Ричард еще не успел отдышаться и лежит на мне пластом, когда дети с визгами влетают в спальню. При виде вернувшейся мамочки глаза Эмили вспыхивают радостью, но радость тут же сменяется отелловским грозным взором. Бен от восторга заливается слезами и плюхается на попку в памперсной подушке. Через минуту оба оказываются на кровати — Эмили верхом у Ричарда на груди, Бен на моей, еще влажной от пыла его папочки.
— Га-ки. — Бен тычет пальчиком мне в глаз.
— Глазки. Вот умница.
— Но-ик.
— Носик, мой золотой, верно. Ты учил слова, пока мамочки не было?
Пальчик спускается ниже. Ричард отводит его руку.
— А это, молодой человек, называется грудь, с которой твоей мамочке, чтоб ты знал, очень повезло.
— Мамуля точно такая, как я, правда? — надувает губы Эмили и тоже седлает меня, сдвинув брата на живот.
— Я! — восторженно вопит Бен.
— Я, я, я! — верещат оба, слабея от смеха, и их мать уже не видна под собственной плотью и кровью.
Если у женщины есть ребенок, она, можно сказать, уже изменила мужу. Новая любовь так захватывает, что на долю прежней остается терпеливое ожидание и надежда ухватить крохи, которые не склюет маленький агрессор. Второму ребенку достается еще больше любви. Странно, как первая страсть вообще выживает. Чаще она гибнет в начальные, самые трудные месяцы.
Вернувшись домой из командировки, я клянусь себе, что это в последний раз, но мечта о размеренной жизни и работе, которая не будет отражаться на детях, понятно, так и остается ненаучной фантастикой.
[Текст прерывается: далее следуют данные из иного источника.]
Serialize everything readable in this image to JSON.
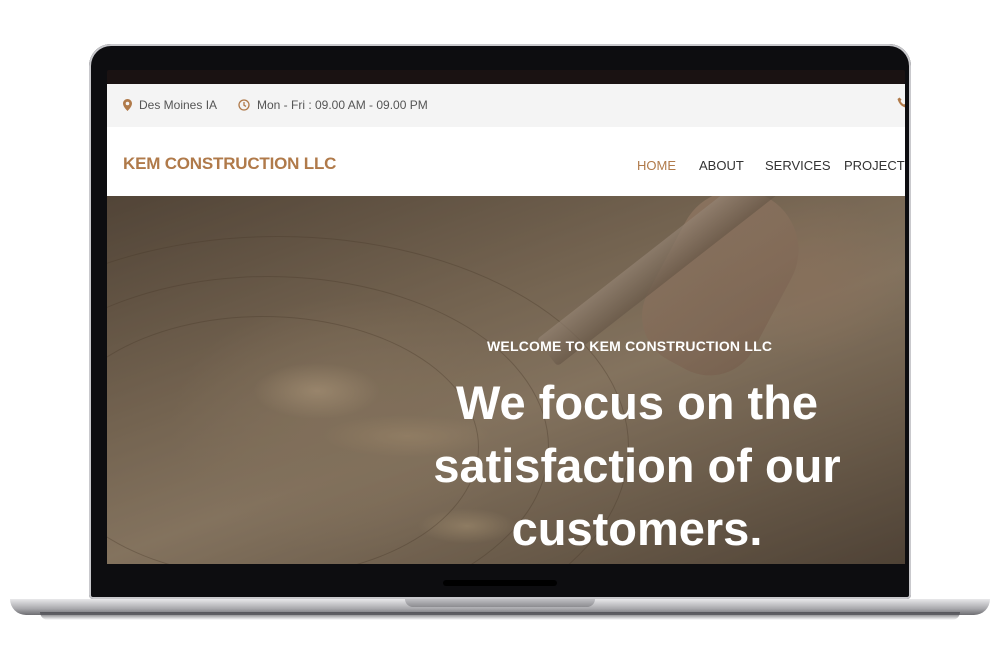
{
  "topbar": {
    "location": "Des Moines IA",
    "hours": "Mon - Fri : 09.00 AM - 09.00 PM",
    "accent_color": "#b07a4a"
  },
  "navbar": {
    "brand": "KEM CONSTRUCTION LLC",
    "items": [
      {
        "label": "HOME",
        "active": true
      },
      {
        "label": "ABOUT",
        "active": false
      },
      {
        "label": "SERVICES",
        "active": false
      },
      {
        "label": "PROJECT",
        "active": false
      }
    ]
  },
  "hero": {
    "subtitle": "WELCOME TO KEM CONSTRUCTION LLC",
    "title": "We focus on the satisfaction of our customers."
  },
  "icons": {
    "location": "map-pin-icon",
    "hours": "clock-icon",
    "phone": "phone-icon"
  }
}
Я нужна Эмили и Бену, они хотят, чтобы я всегда была рядом. Нет, Ричарда они очень любят, просто обожают, только Ричард для них — партнер по играм, собрат по приключениям. Я же совсем другое дело. Если папочка — океан, то мамочка — тихая гавань, прибежище, где они могут набраться сил и мужества для путешествий все дальше и дальше. Но я-то знаю, что пристань из меня так себе. Когда на душе совсем паршиво, я кажусь сама себе кораблем в ночи, а дети — чайками, провожающими корабль жалобными криками.
И тогда я опять беру калькулятор и по новой считаю. Предположим, я бросаю работу. Можно продать дом, избавиться от закладной и ссуды на реконструкцию, которая камнем повисла на шее, когда мы обнаружили катастрофическую усадку здания. («Фундамент менять надо, хозяйка», — посоветовал один из рабочих. А то я не знаю.) Затем переехать в пригород, купить дом с хорошим садиком, лелеять надежду, что Ричарду будут подбрасывать контракты, а мне поискать что-нибудь на неполный рабочий день. Отпуска за границей отставить, об излишествах забыть, жизнь эконом-класса.